Western liberalism is increasingly challenged by the tensions between respecting diversity, protecting human rights and ensuring social cohesion. Although we better understand the significance of culture and religion in disputes and dispute resolution processes, we are less clear about the operation and significance of these informal processes within minority cultural and faith communities. We also know little about the experience of people from diverse cultural and faith backgrounds in informal dispute resolution processes that are part of the legal system. There has been much debate internationally about some of these issues, particularly whether recognition of religious alternative dispute resolution processes such as Muslim or Jewish arbitration tribunals would perpetuate inequalities, especially for women. This discussion has only just begun in Australia.

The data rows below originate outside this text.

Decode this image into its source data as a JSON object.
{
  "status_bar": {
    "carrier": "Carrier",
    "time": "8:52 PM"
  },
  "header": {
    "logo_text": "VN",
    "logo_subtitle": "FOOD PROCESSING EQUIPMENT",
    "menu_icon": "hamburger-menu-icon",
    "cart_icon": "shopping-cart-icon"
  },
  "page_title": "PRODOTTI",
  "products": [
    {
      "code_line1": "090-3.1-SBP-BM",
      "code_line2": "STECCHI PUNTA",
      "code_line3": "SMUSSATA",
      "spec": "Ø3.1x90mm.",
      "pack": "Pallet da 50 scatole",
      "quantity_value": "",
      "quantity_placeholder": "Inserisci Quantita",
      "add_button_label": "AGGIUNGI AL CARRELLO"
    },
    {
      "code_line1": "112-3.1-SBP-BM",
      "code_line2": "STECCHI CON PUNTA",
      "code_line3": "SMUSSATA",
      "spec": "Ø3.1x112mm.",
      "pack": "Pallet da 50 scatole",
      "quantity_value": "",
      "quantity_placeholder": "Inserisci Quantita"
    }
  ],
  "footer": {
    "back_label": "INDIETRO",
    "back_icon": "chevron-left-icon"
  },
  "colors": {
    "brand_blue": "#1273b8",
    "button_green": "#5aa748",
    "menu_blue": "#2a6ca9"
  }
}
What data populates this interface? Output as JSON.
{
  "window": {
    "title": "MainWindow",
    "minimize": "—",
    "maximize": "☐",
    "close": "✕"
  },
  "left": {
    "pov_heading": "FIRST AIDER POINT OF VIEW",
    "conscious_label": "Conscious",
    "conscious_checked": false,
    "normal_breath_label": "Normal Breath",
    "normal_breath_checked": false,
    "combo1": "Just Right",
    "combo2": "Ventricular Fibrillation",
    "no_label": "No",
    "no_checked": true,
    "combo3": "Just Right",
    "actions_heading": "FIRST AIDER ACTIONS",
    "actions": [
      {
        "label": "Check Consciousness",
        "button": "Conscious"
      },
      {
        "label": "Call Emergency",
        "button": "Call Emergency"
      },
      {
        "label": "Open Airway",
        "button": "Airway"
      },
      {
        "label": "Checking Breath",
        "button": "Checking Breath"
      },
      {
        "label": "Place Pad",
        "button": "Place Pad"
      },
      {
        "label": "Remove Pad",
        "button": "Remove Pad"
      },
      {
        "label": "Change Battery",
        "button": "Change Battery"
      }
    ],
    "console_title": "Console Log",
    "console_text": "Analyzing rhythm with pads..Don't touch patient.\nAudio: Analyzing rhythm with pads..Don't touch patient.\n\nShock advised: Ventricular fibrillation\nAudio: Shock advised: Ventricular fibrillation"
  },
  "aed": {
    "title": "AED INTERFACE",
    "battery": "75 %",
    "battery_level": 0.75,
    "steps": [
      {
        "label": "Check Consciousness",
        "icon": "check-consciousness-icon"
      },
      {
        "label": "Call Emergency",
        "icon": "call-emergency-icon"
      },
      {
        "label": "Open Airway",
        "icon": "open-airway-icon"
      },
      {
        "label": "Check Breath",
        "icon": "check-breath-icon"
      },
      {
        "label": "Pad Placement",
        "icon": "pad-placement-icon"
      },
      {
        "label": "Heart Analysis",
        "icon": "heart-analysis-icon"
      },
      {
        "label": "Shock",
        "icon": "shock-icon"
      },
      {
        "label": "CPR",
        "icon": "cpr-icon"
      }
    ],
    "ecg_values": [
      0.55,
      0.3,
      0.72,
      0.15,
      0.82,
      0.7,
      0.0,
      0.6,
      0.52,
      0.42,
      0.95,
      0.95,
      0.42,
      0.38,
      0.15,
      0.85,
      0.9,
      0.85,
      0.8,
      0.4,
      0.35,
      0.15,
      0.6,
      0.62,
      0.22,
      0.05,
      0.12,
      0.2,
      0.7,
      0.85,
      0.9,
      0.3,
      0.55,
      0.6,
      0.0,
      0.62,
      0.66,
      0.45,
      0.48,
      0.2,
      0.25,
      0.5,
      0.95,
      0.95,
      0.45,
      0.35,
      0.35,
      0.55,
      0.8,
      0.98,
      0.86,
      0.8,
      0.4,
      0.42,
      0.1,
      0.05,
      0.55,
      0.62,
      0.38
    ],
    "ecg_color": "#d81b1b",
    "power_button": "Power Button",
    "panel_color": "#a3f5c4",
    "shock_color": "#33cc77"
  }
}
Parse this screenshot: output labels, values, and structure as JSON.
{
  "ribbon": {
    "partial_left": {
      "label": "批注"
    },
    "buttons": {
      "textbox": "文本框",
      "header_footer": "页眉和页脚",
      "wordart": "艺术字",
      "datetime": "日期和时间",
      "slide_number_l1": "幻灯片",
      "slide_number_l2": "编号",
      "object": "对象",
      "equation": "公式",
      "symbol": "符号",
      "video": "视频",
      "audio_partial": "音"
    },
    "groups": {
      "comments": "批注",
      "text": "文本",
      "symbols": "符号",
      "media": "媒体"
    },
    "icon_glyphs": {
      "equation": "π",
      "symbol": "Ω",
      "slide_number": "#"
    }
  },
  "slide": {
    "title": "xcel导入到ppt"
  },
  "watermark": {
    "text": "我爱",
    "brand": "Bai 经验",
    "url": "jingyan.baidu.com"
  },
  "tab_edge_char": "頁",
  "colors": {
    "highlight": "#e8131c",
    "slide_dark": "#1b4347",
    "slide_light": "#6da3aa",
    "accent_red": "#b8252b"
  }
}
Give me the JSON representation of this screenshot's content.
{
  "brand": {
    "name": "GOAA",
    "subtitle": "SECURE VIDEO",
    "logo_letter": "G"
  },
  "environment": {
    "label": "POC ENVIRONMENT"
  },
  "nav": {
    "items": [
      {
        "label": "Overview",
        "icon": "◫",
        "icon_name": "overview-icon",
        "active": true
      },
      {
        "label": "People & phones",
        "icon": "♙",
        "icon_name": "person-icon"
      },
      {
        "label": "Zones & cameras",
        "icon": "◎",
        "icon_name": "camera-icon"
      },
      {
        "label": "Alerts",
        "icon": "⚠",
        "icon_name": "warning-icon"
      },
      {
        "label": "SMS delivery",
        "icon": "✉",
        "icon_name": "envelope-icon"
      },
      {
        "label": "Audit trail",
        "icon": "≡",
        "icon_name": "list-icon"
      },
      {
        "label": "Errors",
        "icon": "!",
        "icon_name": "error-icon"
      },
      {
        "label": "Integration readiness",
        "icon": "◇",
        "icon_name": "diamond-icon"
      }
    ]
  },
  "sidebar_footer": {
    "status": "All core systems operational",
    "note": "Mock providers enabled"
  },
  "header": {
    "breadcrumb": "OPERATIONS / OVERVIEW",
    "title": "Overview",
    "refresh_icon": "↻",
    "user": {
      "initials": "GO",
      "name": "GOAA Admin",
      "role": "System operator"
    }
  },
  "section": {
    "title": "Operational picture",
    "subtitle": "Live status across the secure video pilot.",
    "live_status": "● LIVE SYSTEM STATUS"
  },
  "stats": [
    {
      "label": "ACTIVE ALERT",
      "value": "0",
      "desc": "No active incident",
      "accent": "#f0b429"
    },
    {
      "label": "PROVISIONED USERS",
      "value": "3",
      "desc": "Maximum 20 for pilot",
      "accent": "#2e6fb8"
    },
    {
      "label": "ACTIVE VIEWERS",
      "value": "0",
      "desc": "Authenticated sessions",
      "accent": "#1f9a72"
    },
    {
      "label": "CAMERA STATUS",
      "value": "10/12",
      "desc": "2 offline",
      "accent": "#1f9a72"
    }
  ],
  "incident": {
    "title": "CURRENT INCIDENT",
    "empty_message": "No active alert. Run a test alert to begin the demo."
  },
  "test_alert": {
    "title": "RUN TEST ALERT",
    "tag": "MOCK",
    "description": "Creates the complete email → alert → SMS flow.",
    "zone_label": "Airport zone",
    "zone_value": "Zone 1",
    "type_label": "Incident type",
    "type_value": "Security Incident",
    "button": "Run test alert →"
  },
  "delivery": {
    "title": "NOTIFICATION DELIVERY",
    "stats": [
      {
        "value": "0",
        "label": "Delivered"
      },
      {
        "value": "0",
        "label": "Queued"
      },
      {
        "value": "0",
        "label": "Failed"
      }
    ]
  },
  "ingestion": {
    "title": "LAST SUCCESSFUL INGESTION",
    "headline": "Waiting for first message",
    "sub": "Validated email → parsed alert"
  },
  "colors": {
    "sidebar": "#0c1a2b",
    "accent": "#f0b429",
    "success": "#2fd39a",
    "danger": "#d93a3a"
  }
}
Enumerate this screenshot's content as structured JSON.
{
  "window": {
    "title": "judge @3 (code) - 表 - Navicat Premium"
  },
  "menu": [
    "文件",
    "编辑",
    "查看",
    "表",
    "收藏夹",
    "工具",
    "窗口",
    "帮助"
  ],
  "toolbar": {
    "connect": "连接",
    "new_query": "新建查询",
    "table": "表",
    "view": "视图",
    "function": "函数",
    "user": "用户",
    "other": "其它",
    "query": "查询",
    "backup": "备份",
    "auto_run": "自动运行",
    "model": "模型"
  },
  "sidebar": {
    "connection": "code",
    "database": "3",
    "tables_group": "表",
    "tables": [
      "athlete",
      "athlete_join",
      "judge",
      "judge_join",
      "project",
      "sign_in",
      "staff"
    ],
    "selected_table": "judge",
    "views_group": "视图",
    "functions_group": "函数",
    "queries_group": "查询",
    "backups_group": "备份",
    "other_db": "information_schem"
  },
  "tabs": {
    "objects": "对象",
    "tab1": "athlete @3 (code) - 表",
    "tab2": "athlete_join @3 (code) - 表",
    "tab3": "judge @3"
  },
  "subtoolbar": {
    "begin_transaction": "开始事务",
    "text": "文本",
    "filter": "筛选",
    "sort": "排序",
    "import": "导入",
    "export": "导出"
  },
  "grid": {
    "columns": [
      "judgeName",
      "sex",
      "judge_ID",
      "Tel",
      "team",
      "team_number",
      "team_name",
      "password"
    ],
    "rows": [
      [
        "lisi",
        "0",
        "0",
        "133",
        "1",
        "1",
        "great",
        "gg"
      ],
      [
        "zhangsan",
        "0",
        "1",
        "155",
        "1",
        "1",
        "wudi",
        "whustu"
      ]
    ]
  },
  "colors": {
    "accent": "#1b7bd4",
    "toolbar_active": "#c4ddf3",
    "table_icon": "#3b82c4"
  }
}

The University of Western Sydney will host a two-day public symposium Religion, Culture and Legal Pluralism on 14 & 15 September in Sydney, Australia addressing intersections between law, culture and religion in multicultural and multi-faith societies. Day 1 is hosted by UWS School of Law and explores issues raised by diversity and dispute resolution. This symposium brings together scholars of international repute from a range of disciplinary backgrounds to explore culture and religion in disputes and dispute resolution, the practices of faith and cultural communities in resolving disputes, and the challenges of publicly accommodating informal community processes. A particular focus will be a critical examination of the experiences of people from culturally and religiously diverse backgrounds in mediation processes, and what this tells us about the interplay between identities, laws and lives.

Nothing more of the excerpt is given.